Sam mecz wzbudził w nas kosmiczne, ale i skrajne emocje. Początkowo dominowała nerwowość i ulga gdy najdroższy zawodnik na świecie w wyśmienitej sytuacji został powstrzymany przez wielkiego tego dnia Victora Valdesa. W przerwie każdy miał minę dość kwaśną, bowiem nie można się było oprzeć wrażeniu, iż to Real dominuje na Camp Nou w pierwszych 45 minutach. Po przerwie jednak festiwal emocji trwał w najlepsze. Entuzjazm przy wejściu na boisko Zlatana Ibrahimovica i ekstaza gdy 5 minut później ze stoickim spokojem wykończył fenomenalną centrę Daniego Alvesa. Ibra Cadabra y Ibra Catalunya! Kolejne 6 minut później w sercach wszystkich wdarł się niepokój, gdy Sergio Busquets otrzymał czerwoną kartkę. Minuty wlekły się niemiłosiernie, lecz nasi piłkarze ze niebywałym spokojem wymieniali kolejne dziesiątki podań. Koncertowo grająca obrona fenomenalnie interweniowała przy najmniejszym zagrożeniu podbramkowym ze strony Królewskich, a samego siebie przechodził Carles Puyol. Trudno jednak było się nie zdenerwować, gdy kolejne świetne sytuacje bramkowe dla Blaugrany marnowali Abidal i Messi. Wtedy jednak przyszedł długo oczekiwany moment – ostatni tego wieczora gwizdek sędziego! Trzy punkty zostały w Katalonii, podobnie jak i pozycja lidera La Liga. Śpiewom i okrzykom bojowym nie było końca, z tego powodu nasze gardła dnia następnego były w opłakanym stanie. Nikt nie ma jednak wątpliwości, że było warto. Po meczu fiesta trwała w najlepsze jeszcze kilka godzin. Następnego poranka przyszedł już jednak czas na powrót do rzeczywistości i obranie azymutu na rodzinne miasto.

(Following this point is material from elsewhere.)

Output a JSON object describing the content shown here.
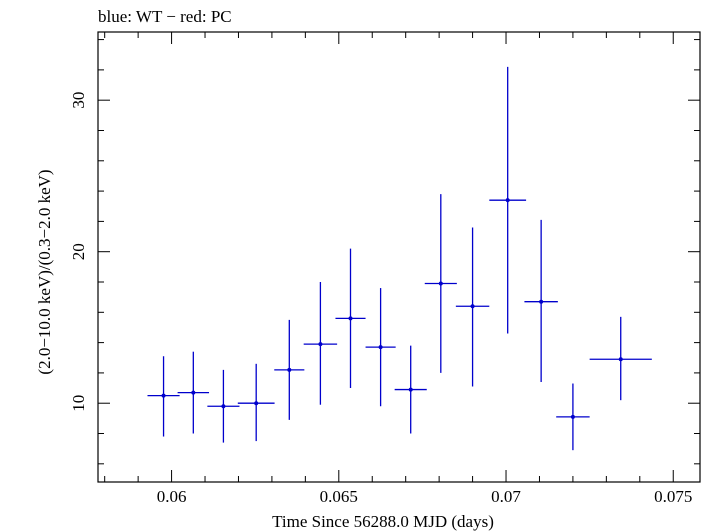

Zlot po raz kolejny okazał się wielkim sukcesem. Zawarto nowe przyjaźnie i scementowano te już istniejące. Nikt z nas nie żałował tego iż przyjechał setki kilometrów, bowiem także dla niego cały świat zatrzymał się na trzy dni i mógł wraz ze swoimi blaugranowymi braćmi brać udział w tym święcie jakim są Gran Derby. Pozostaje nam tylko odliczać dni do kolejnego ‘El Classico’. Do zobaczenia na szlaku!